Detik.com, Setiap kali krisis datang—banjir, kelaparan, konflik, atau kebijakan yang mendadak—pertanyaan yang sering muncul adalah: siapa yang patut disalahkan? Tapi ketika kami tiba di lokasi, pertanyaan itu justru terasa tak cukup. Karena yang kami lihat pertama kali bukan pelaku atau penyebab, tapi wajah-wajah yang tertinggal: yang kehilangan rumah, kehilangan suara, kehilangan arah.
Dalam setiap kegaduhan, selalu ada yang terabaikan. Seorang anak yang putus sekolah karena sekolahnya digabung tanpa penjelasan. Seorang ibu yang kehilangan penghasilan karena pasar direlokasi. Tak ada nama mereka di daftar tanggapan darurat atau berita utama. Tapi mereka ada—hidup di jeda antara keputusan besar dan dampaknya yang sunyi.
Kami datang bukan untuk menunjuk jari, tapi untuk melihat siapa yang berdiri terakhir saat semua orang sudah pergi. Kami mencari cerita di balik statistik: orang-orang yang tak sempat bicara di rapat, tapi paling dulu merasakan akibat. Karena sering kali, mereka yang tertinggal tak punya waktu untuk marah—mereka sibuk bertahan.

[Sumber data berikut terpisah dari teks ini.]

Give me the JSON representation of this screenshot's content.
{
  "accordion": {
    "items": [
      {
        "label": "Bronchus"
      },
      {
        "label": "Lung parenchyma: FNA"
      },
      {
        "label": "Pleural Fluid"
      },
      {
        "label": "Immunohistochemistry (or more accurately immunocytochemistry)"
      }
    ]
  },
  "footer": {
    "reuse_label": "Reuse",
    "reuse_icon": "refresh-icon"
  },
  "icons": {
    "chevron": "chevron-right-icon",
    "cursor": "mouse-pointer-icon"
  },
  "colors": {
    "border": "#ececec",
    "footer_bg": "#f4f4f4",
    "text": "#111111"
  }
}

Tugas kami bukan mengadili, tapi menyusul. Menyusul ke tempat-tempat yang luput dari perhatian, menyusul cerita-cerita yang tercecer di tepi arus berita. Kami percaya, keadilan tak lahir dari adu argumen, tapi dari keberanian untuk mendengar mereka yang selama ini tak diberi ruang. Dan itulah yang terus kami coba lakukan—dalam tulisan, dalam perjalanan, dalam keheningan yang kami dengarkan baik-baik.